While the initial signs were produced by the signwriters working with Neustetter, other local and international contributors (from India and Eastern Europe among others) have since started adding material. Some have introduced found signs from urban environments (such as a very imposing sign for a security company on the Jo’burg site) while others have tagged the site.

The upload function is remarkably simple and images can be prepared in most of the basic editing programmes.
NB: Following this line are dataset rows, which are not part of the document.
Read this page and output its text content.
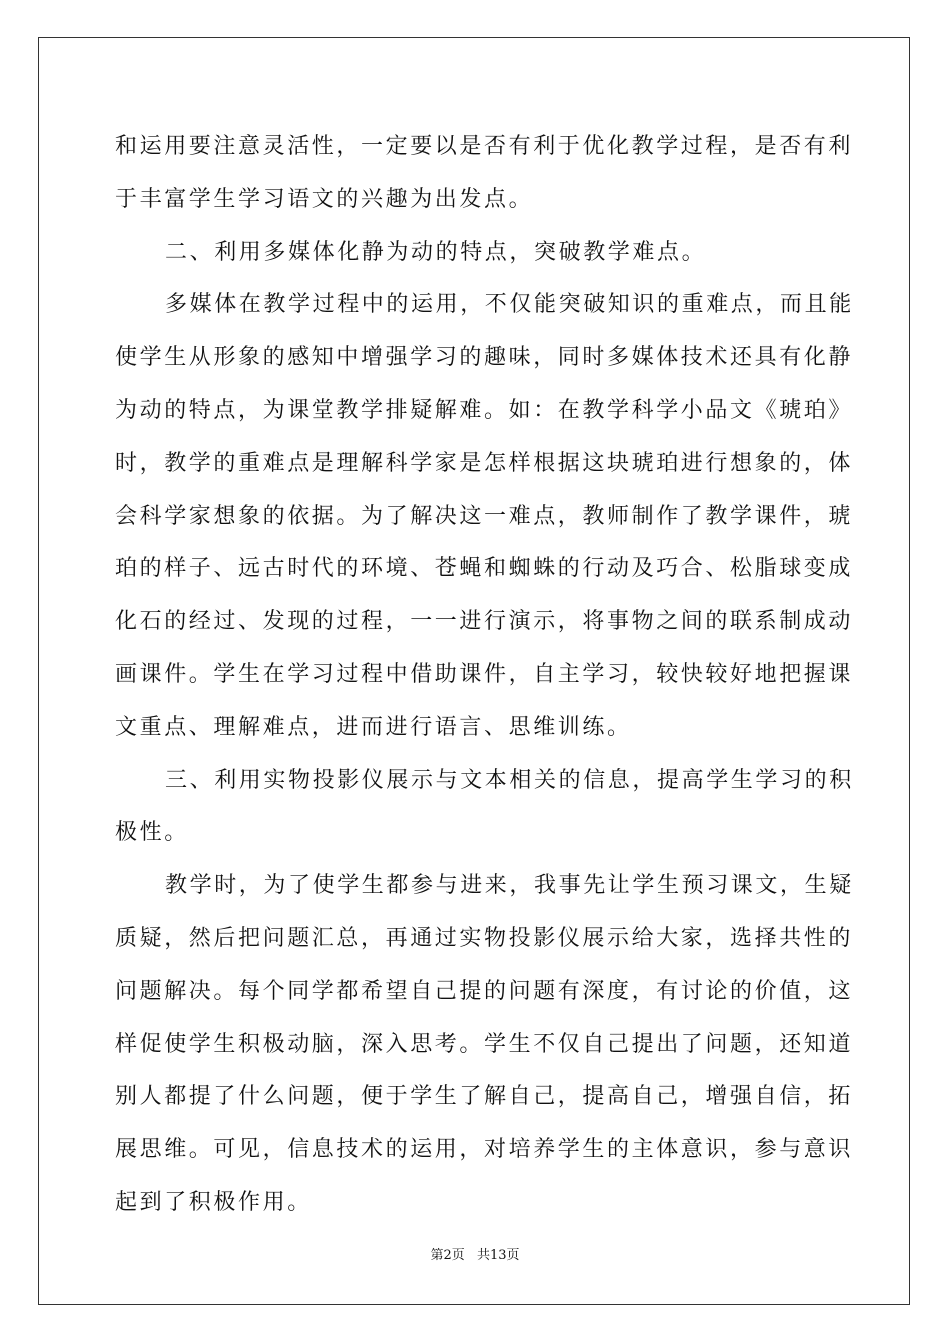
和运用要注意灵活性，一定要以是否有利于优化教学过程，是否有利
于丰富学生学习语文的兴趣为出发点。

二、利用多媒体化静为动的特点，突破教学难点。

多媒体在教学过程中的运用，不仅能突破知识的重难点，而且能
使学生从形象的感知中增强学习的趣味，同时多媒体技术还具有化静
为动的特点，为课堂教学排疑解难。如：在教学科学小品文《琥珀》
时，教学的重难点是理解科学家是怎样根据这块琥珀进行想象的，体
会科学家想象的依据。为了解决这一难点，教师制作了教学课件，琥
珀的样子、远古时代的环境、苍蝇和蜘蛛的行动及巧合、松脂球变成
化石的经过、发现的过程，一一进行演示，将事物之间的联系制成动
画课件。学生在学习过程中借助课件，自主学习，较快较好地把握课
文重点、理解难点，进而进行语言、思维训练。

三、利用实物投影仪展示与文本相关的信息，提高学生学习的积
极性。

教学时，为了使学生都参与进来，我事先让学生预习课文，生疑
质疑，然后把问题汇总，再通过实物投影仪展示给大家，选择共性的
问题解决。每个同学都希望自己提的问题有深度，有讨论的价值，这
样促使学生积极动脑，深入思考。学生不仅自己提出了问题，还知道
别人都提了什么问题，便于学生了解自己，提高自己，增强自信，拓
展思维。可见，信息技术的运用，对培养学生的主体意识，参与意识
起到了积极作用。

第2页 共13页
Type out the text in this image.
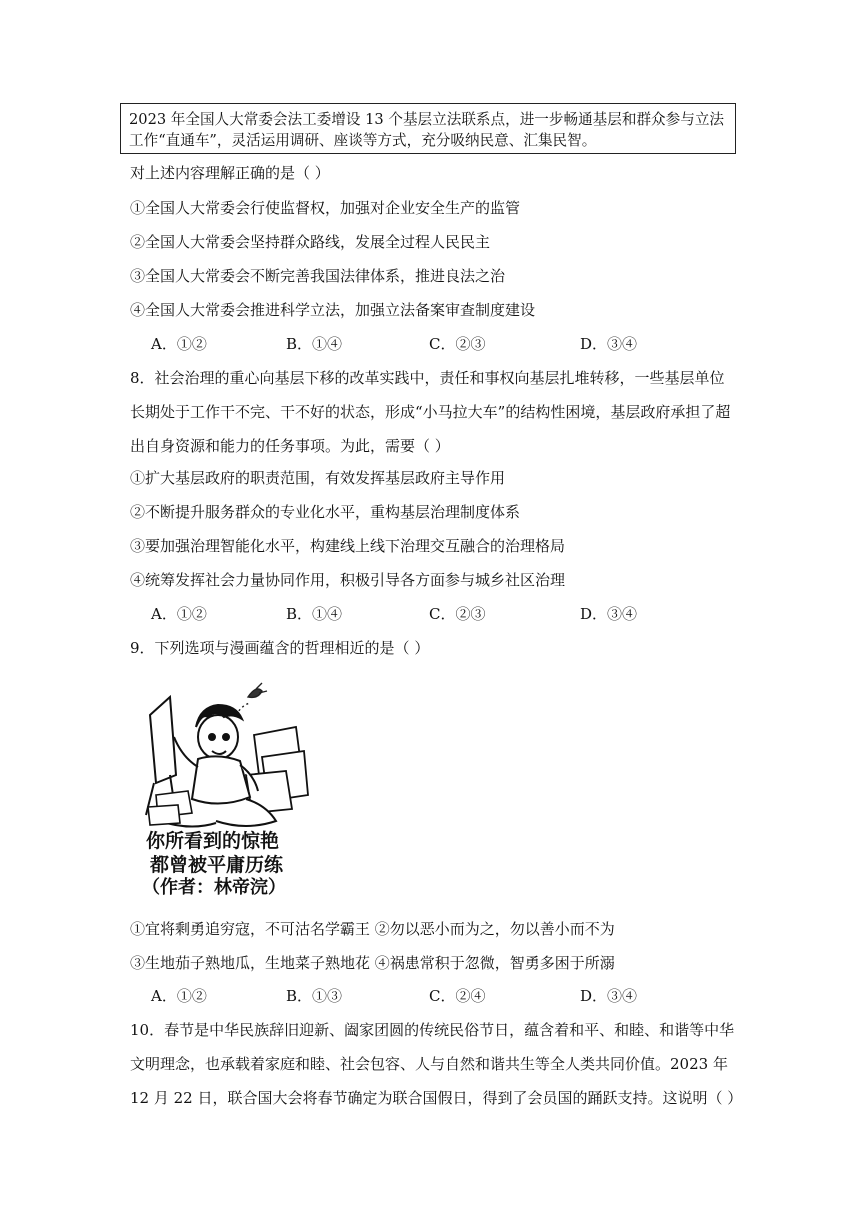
2023 年全国人大常委会法工委增设 13 个基层立法联系点，进一步畅通基层和群众参与立法
工作“直通车”，灵活运用调研、座谈等方式，充分吸纳民意、汇集民智。
对上述内容理解正确的是（ ）
①全国人大常委会行使监督权，加强对企业安全生产的监管
②全国人大常委会坚持群众路线，发展全过程人民民主
③全国人大常委会不断完善我国法律体系，推进良法之治
④全国人大常委会推进科学立法，加强立法备案审查制度建设
A．①②	B．①④	C．②③	D．③④
8．社会治理的重心向基层下移的改革实践中，责任和事权向基层扎堆转移，一些基层单位
长期处于工作干不完、干不好的状态，形成“小马拉大车”的结构性困境，基层政府承担了超
出自身资源和能力的任务事项。为此，需要（ ）
①扩大基层政府的职责范围，有效发挥基层政府主导作用
②不断提升服务群众的专业化水平，重构基层治理制度体系
③要加强治理智能化水平，构建线上线下治理交互融合的治理格局
④统筹发挥社会力量协同作用，积极引导各方面参与城乡社区治理
A．①②	B．①④	C．②③	D．③④
9．下列选项与漫画蕴含的哲理相近的是（ ）
你所看到的惊艳
都曾被平庸历练
（作者：林帝浣）
①宜将剩勇追穷寇，不可沽名学霸王 ②勿以恶小而为之，勿以善小而不为
③生地茄子熟地瓜，生地菜子熟地花 ④祸患常积于忽微，智勇多困于所溺
A．①②	B．①③	C．②④	D．③④
10．春节是中华民族辞旧迎新、阖家团圆的传统民俗节日，蕴含着和平、和睦、和谐等中华
文明理念，也承载着家庭和睦、社会包容、人与自然和谐共生等全人类共同价值。2023 年
12 月 22 日，联合国大会将春节确定为联合国假日，得到了会员国的踊跃支持。这说明（ ）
Neustetter and Stern are hoping for increasing activity during the site’s intended three month lifespan, so consider this your invitation to become part of the project and put yourself into the mix.

Apart from the effect of the visual reconfiguration, the ability to change and edit content in this dynamic way has another implication. Stern and Neustetter emphasise that while the web is today mostly a place of navigation (predetermined interaction), it was originally intended for communication (user-determined content). The GetAway Experiment chose sites that in highly diverse ways address the notions of interaction versus navigation in order to bring some of these ideas into play.

The GetAway Experiment’s comment on interactivity is for me the crux of the project. It is not because interactivity is ‘new’ or a ‘sexy computer fetish’ that net.art is powerful. Instead, it is because interactivity has the potential power to bring diverse contexts together meaningfully, or to produce exchanges between new contexts.

Stern and Neustetter’s project is not one for computer geeks or the art world only, but has a broad reach across the production of the urban signwriters, the critical voices against the monopolisation of technology and information as well as the spectrum of people tired of the limited input they have on the web.

My thanks to Marcus and Nathaniel for the interviews.